Comme toutes les œuvres de Thomas Hirschhorn, les vidéos sont réalisées avec une extrême simplicité de moyens : il n’y a pas chez lui de volonté de
«faire une image» (elle est d’ailleurs de très mauvaise qualité, le collage est illisible), mais c’est le signe performatif qui importe. La musique est présente à simple titre de fond sonore, le décor est rudimentaire : les éléments constitutifs de la vidéo circonscrivent l’action, focalisent l’attention vers cette action en tant que signe symbolique, et non en termes de narration. L’image de l’artiste s’infligeant des gifles renvoie à une interrogation concernant son statut. Il ne s’agit pas d’une exploration des limites de la souffrance, de l’endurance du corps ; il s’agit moins d’une catharsis que d’une illustration, d’une démonstration que le rôle de l’artiste est de résister à l’intelligence de la société libérale, par la bêtise et l’absurdité.

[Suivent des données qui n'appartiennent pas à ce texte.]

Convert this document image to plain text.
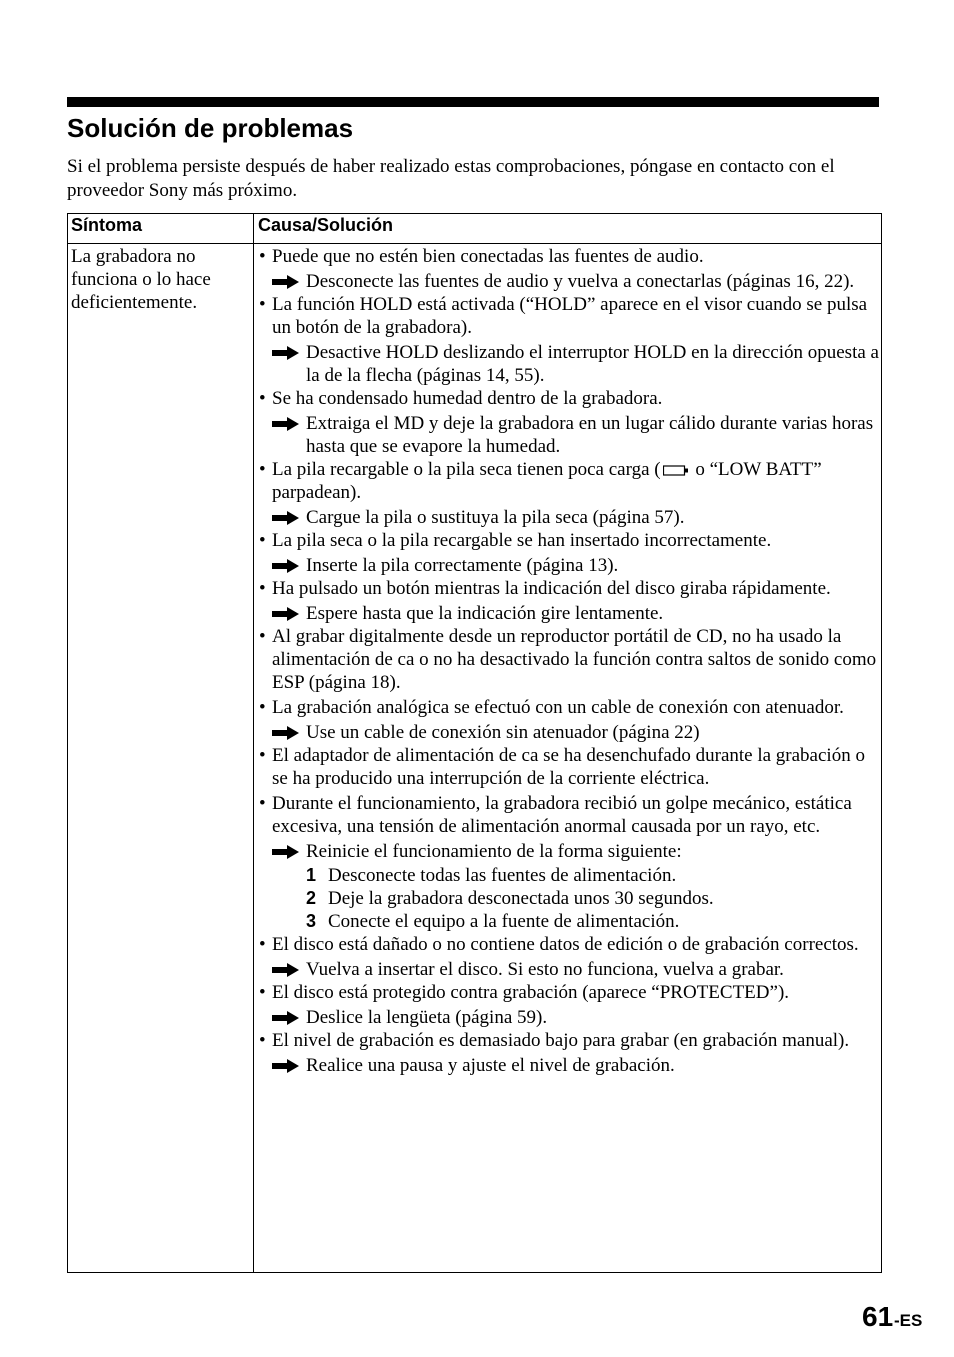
Solución de problemas

Si el problema persiste después de haber realizado estas comprobaciones, póngase en contacto con el proveedor Sony más próximo.

Síntoma	Causa/Solución
La grabadora no funciona o lo hace deficientemente.
• Puede que no estén bien conectadas las fuentes de audio.
Desconecte las fuentes de audio y vuelva a conectarlas (páginas 16, 22).
• La función HOLD está activada (“HOLD” aparece en el visor cuando se pulsa un botón de la grabadora).
Desactive HOLD deslizando el interruptor HOLD en la dirección opuesta a la de la flecha (páginas 14, 55).
• Se ha condensado humedad dentro de la grabadora.
Extraiga el MD y deje la grabadora en un lugar cálido durante varias horas hasta que se evapore la humedad.
• La pila recargable o la pila seca tienen poca carga ( o “LOW BATT” parpadean).
Cargue la pila o sustituya la pila seca (página 57).
• La pila seca o la pila recargable se han insertado incorrectamente.
Inserte la pila correctamente (página 13).
• Ha pulsado un botón mientras la indicación del disco giraba rápidamente.
Espere hasta que la indicación gire lentamente.
• Al grabar digitalmente desde un reproductor portátil de CD, no ha usado la alimentación de ca o no ha desactivado la función contra saltos de sonido como ESP (página 18).
• La grabación analógica se efectuó con un cable de conexión con atenuador.
Use un cable de conexión sin atenuador (página 22)
• El adaptador de alimentación de ca se ha desenchufado durante la grabación o se ha producido una interrupción de la corriente eléctrica.
• Durante el funcionamiento, la grabadora recibió un golpe mecánico, estática excesiva, una tensión de alimentación anormal causada por un rayo, etc.
Reinicie el funcionamiento de la forma siguiente:
1 Desconecte todas las fuentes de alimentación.
2 Deje la grabadora desconectada unos 30 segundos.
3 Conecte el equipo a la fuente de alimentación.
• El disco está dañado o no contiene datos de edición o de grabación correctos.
Vuelva a insertar el disco. Si esto no funciona, vuelva a grabar.
• El disco está protegido contra grabación (aparece “PROTECTED”).
Deslice la lengüeta (página 59).
• El nivel de grabación es demasiado bajo para grabar (en grabación manual).
Realice una pausa y ajuste el nivel de grabación.
61 -ES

«Nous ne serons jamais plus malins que le
capital», dit Hirschhorn. «Je ne veux être ni intelligent ni habile. Mais je veux néanmoins travailler. Je veux être productif. Ma position n’est pas une parodie.»1
Si l’artiste se revendique «artiste-travailleur-soldat», il ne fait toutefois pas l’économie du doute, et remet fréquemment certaines parties de son travail en question, écrivant des autocritiques et progressant par corrections successives. Non sans humour, ces gifles pourraient signifier ce droit à l’erreur de l’artiste et sa volonté de responsabilisation, d’amélioration.

François Piron

1 In entretien avec Alison Gingeras, «Thomas Hirschhorn, grâce à la bêtise!», art press, Paris, n° 239, oct. 1998.